Reseña publicada en la revista «Sábado» del diario El Mercurio, 16 de marzo de 2019
Tras su deslumbrante debut literario con El nervio óptico (Laurel, 2016, reseñado en esta columna), María Gainza vuelve con una novela también renovadora en las formas y con la plástica como el gran sustrato de la ficción. La novela, al inicio, se estructura como una serie de muñecas rusas: una historia abre otra historia y luego se despliega otra más, pero es un efecto buscado, un truco de imaginería para ocultar o al menos postergar la búsqueda “del corazón de esta historia, encontrarlo donde quiera que esté”; pero la narradora también dice que le gusta “el callejón, el pliegue, el recoveco”, y de eso está tejida La luz negra, de pliegues que se abren al inicio con una amistad o, mejor dicho, con una relación de maestra a discípula, una relación iniciática en los recovecos del mundo del arte y de la distinción entre original y copia, entre una pintura auténtica y su falsificación, que ocurre en el lugar en donde se certifica aquello que es verdadero de lo que es falso en el arte. Pero, dice la narradora, “como si la verdad fuera la gran cosa y no simplemente un cuento bien contado”. Y la gran pregunta que recorre el libro es cuánto hay de cierto en la historia que Enriqueta, la experta en autenticidad, le ha contado a su discípula sobre “La banda de falsificadores melancólicos” y sobre un personaje conocido como La Negra, cuyo mayor talento es imitar a la perfección el estilo de otro.

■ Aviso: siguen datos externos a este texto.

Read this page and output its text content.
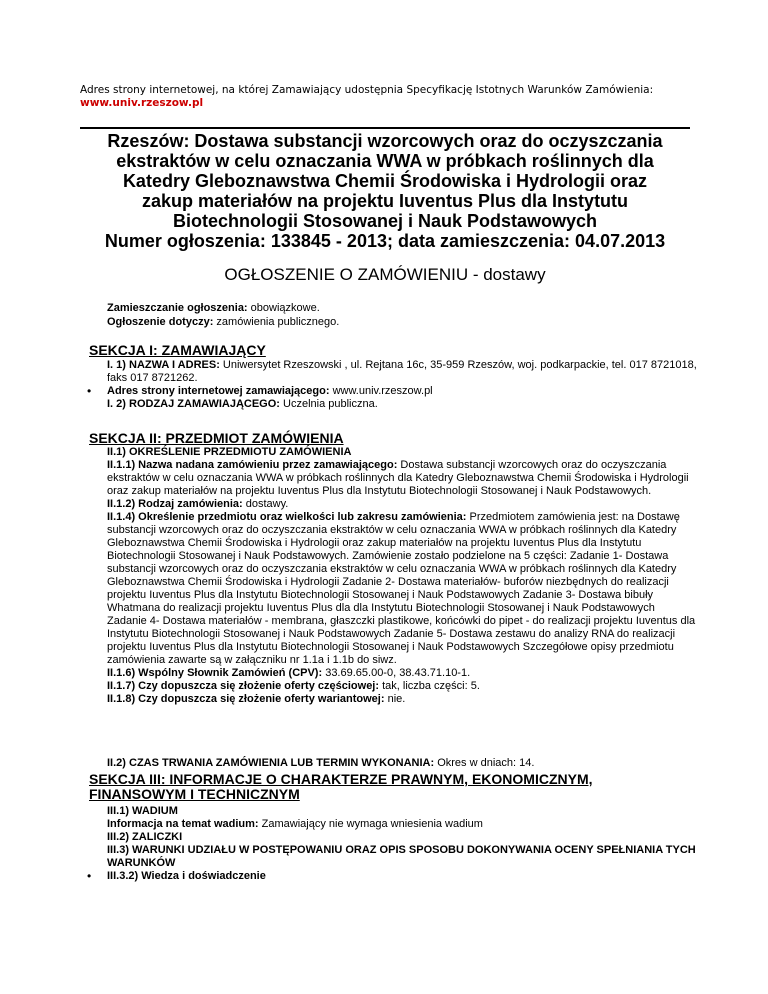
Adres strony internetowej, na której Zamawiający udostępnia Specyfikację Istotnych Warunków Zamówienia:
www.univ.rzeszow.pl
Rzeszów: Dostawa substancji wzorcowych oraz do oczyszczania
ekstraktów w celu oznaczania WWA w próbkach roślinnych dla
Katedry Gleboznawstwa Chemii Środowiska i Hydrologii oraz
zakup materiałów na projektu Iuventus Plus dla Instytutu
Biotechnologii Stosowanej i Nauk Podstawowych
Numer ogłoszenia: 133845 - 2013; data zamieszczenia: 04.07.2013
OGŁOSZENIE O ZAMÓWIENIU - dostawy
Zamieszczanie ogłoszenia: obowiązkowe.
Ogłoszenie dotyczy: zamówienia publicznego.
SEKCJA I: ZAMAWIAJĄCY
I. 1) NAZWA I ADRES: Uniwersytet Rzeszowski , ul. Rejtana 16c, 35-959 Rzeszów, woj. podkarpackie, tel. 017 8721018, faks 017 8721262.
• Adres strony internetowej zamawiającego: www.univ.rzeszow.pl
I. 2) RODZAJ ZAMAWIAJĄCEGO: Uczelnia publiczna.
SEKCJA II: PRZEDMIOT ZAMÓWIENIA
II.1) OKREŚLENIE PRZEDMIOTU ZAMÓWIENIA
II.1.1) Nazwa nadana zamówieniu przez zamawiającego: Dostawa substancji wzorcowych oraz do oczyszczania ekstraktów w celu oznaczania WWA w próbkach roślinnych dla Katedry Gleboznawstwa Chemii Środowiska i Hydrologii oraz zakup materiałów na projektu Iuventus Plus dla Instytutu Biotechnologii Stosowanej i Nauk Podstawowych.
II.1.2) Rodzaj zamówienia: dostawy.
II.1.4) Określenie przedmiotu oraz wielkości lub zakresu zamówienia: Przedmiotem zamówienia jest: na Dostawę substancji wzorcowych oraz do oczyszczania ekstraktów w celu oznaczania WWA w próbkach roślinnych dla Katedry Gleboznawstwa Chemii Środowiska i Hydrologii oraz zakup materiałów na projektu Iuventus Plus dla Instytutu Biotechnologii Stosowanej i Nauk Podstawowych. Zamówienie zostało podzielone na 5 części: Zadanie 1- Dostawa substancji wzorcowych oraz do oczyszczania ekstraktów w celu oznaczania WWA w próbkach roślinnych dla Katedry Gleboznawstwa Chemii Środowiska i Hydrologii Zadanie 2- Dostawa materiałów- buforów niezbędnych do realizacji projektu Iuventus Plus dla Instytutu Biotechnologii Stosowanej i Nauk Podstawowych Zadanie 3- Dostawa bibuły Whatmana do realizacji projektu Iuventus Plus dla dla Instytutu Biotechnologii Stosowanej i Nauk Podstawowych Zadanie 4- Dostawa materiałów - membrana, głaszczki plastikowe, końcówki do pipet - do realizacji projektu Iuventus dla Instytutu Biotechnologii Stosowanej i Nauk Podstawowych Zadanie 5- Dostawa zestawu do analizy RNA do realizacji projektu Iuventus Plus dla Instytutu Biotechnologii Stosowanej i Nauk Podstawowych Szczegółowe opisy przedmiotu zamówienia zawarte są w załączniku nr 1.1a i 1.1b do siwz.
II.1.6) Wspólny Słownik Zamówień (CPV): 33.69.65.00-0, 38.43.71.10-1.
II.1.7) Czy dopuszcza się złożenie oferty częściowej: tak, liczba części: 5.
II.1.8) Czy dopuszcza się złożenie oferty wariantowej: nie.
II.2) CZAS TRWANIA ZAMÓWIENIA LUB TERMIN WYKONANIA: Okres w dniach: 14.
SEKCJA III: INFORMACJE O CHARAKTERZE PRAWNYM, EKONOMICZNYM, FINANSOWYM I TECHNICZNYM
III.1) WADIUM
Informacja na temat wadium: Zamawiający nie wymaga wniesienia wadium
III.2) ZALICZKI
III.3) WARUNKI UDZIAŁU W POSTĘPOWANIU ORAZ OPIS SPOSOBU DOKONYWANIA OCENY SPEŁNIANIA TYCH WARUNKÓW
• III.3.2) Wiedza i doświadczenie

Gainza muestra aquí un amplio abanico de influencias. El inventario de los bienes de la pintora más falsificada en el libro, Mariette Lydis, recuerda a Perec (y también a Sei Shonagon). Las abundantes referencias, las citas encubiertas, las historias de cuadros y de libros, perfectamente integradas en el conjunto, recuerdan a Vila-Matas; y la búsqueda de La Negra a través de entrevistas a distintos personajes hace pensar, cómo no, en Bolaño. Pero la síntesis es suya y muy bien lograda, otra muestra del talento de Gainza para cabalgar sobre la tradición y usarla y moldearla a su gusto. Es curioso que el citado corazón de la historia aparentemente no existe, pero, si más allá de la búsqueda de un personaje que nunca se constituye como tal miramos a las reflexiones de la narradora sobre la escritura, puede estar ahí: “una escribe para auscultarse, para entender qué tiene dentro”, pregunta acuciante para quien su familia consideraba “un caso perdido, alguien que en la vida, como mucho, podía algún día llegar a sobresalir cazando mariposas”.
María Gainza. Anagrama, Barcelona, 2018. 144 páginas.